I was thinking the other day about how crazy it is in America, that employers expect their staff to return to work usually only three days after losing a spouse, child or parent. Of course, we may be able to take longer if we have paid time off accrued, but some employers don’t even pay for the initial three days. My mom has been gone now for three months, and I’m still mucking about with her stuff and dealing with her tiny estate. I can’t imagine going back to work while I’ve been doing this, much less if she had a big estate to contend with.
So when I came across this article about 1906 mourning, I was intrigued. Remember the first episode of Downton Abbey, when the always forthright Lady Mary asked if she had to go into mourning for poor cousin Patrick who had been lost on the Titanic? Mourning was a big deal then, and you literally wore it on your sleeve. I’d be interested to see the actual timeline of how and when we lost mourning, and began expecting people to just get on with life. I’d also love to know how other countries deal with mourning now.

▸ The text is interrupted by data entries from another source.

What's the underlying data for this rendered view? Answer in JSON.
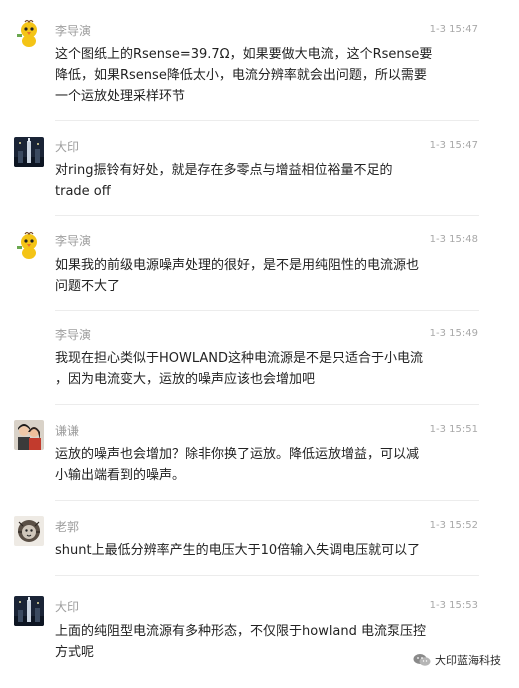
{
  "comments": [
    {
      "author": "李导演",
      "time": "1-3 15:47",
      "avatar_icon": "yellow-chick-avatar",
      "lines": [
        "这个图纸上的Rsense=39.7Ω，如果要做大电流，这个Rsense要",
        "降低，如果Rsense降低太小，电流分辨率就会出问题，所以需要",
        "一个运放处理采样环节"
      ]
    },
    {
      "author": "大印",
      "time": "1-3 15:47",
      "avatar_icon": "city-tower-avatar",
      "lines": [
        "对ring振铃有好处，就是存在多零点与增益相位裕量不足的",
        "trade off"
      ]
    },
    {
      "author": "李导演",
      "time": "1-3 15:48",
      "avatar_icon": "yellow-chick-avatar",
      "lines": [
        "如果我的前级电源噪声处理的很好，是不是用纯阻性的电流源也",
        "问题不大了"
      ]
    },
    {
      "author": "李导演",
      "time": "1-3 15:49",
      "avatar_icon": "",
      "lines": [
        "我现在担心类似于HOWLAND这种电流源是不是只适合于小电流",
        "，因为电流变大，运放的噪声应该也会增加吧"
      ]
    },
    {
      "author": "谦谦",
      "time": "1-3 15:51",
      "avatar_icon": "couple-photo-avatar",
      "lines": [
        "运放的噪声也会增加？除非你换了运放。降低运放增益，可以减",
        "小输出端看到的噪声。"
      ]
    },
    {
      "author": "老郭",
      "time": "1-3 15:52",
      "avatar_icon": "lion-sketch-avatar",
      "lines": [
        "shunt上最低分辨率产生的电压大于10倍输入失调电压就可以了"
      ]
    },
    {
      "author": "大印",
      "time": "1-3 15:53",
      "avatar_icon": "city-tower-avatar",
      "lines": [
        "上面的纯阻型电流源有多种形态，不仅限于howland 电流泵压控",
        "方式呢"
      ]
    }
  ],
  "watermark": {
    "label": "大印蓝海科技",
    "icon": "wechat-account-icon"
  }
}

Do you have to go right back to work, or do employers give you time to process things before jumping back in?
The article I read, in The Designer magazine, talks about the importance of all of your black being the same shade. At three months, you could add a thin band of white at the neck and wrists. Fabrics used for street outfits were flat and dull, usuall crepe (of course), Venetian (per Merriam-Webster “a fine worsted fabric used especially for suits, coats, or dresses and made in twill or satin weave with a napped or clear surface and a lustrous finish”) broadcloth, serge, cheviot (made of wool or shirting) or zibeline (a wool from camel’s hair, alpaca, or mohair). In the home, cashmere, henrietta (a twilled wool), “Priestley novelties, eudora, albatross or nun’s veiling” were worn. Trims were done in dull braids, crepe cording, or mourning silk frilling.
By 1906, young children were no longer put into deep mourning, so their options were more open. Frequently worn were white dresses with black sashes, gray dresses with black braid or the like. If deep mourning was considered appropriate, they might wear dresses of black cashmere or henrietta, with guimpes of plain white lawn or nun’s veiling. Very little girls always had the white guimpe to relieve all of the black. These outfits were finished with black shoes and stockings (no patent leather tips), and all black hats and gloves.
What do you think? Do you think we support mourners today like we should, or were the year long mourning periods of old over the top? I’m interested in what you think.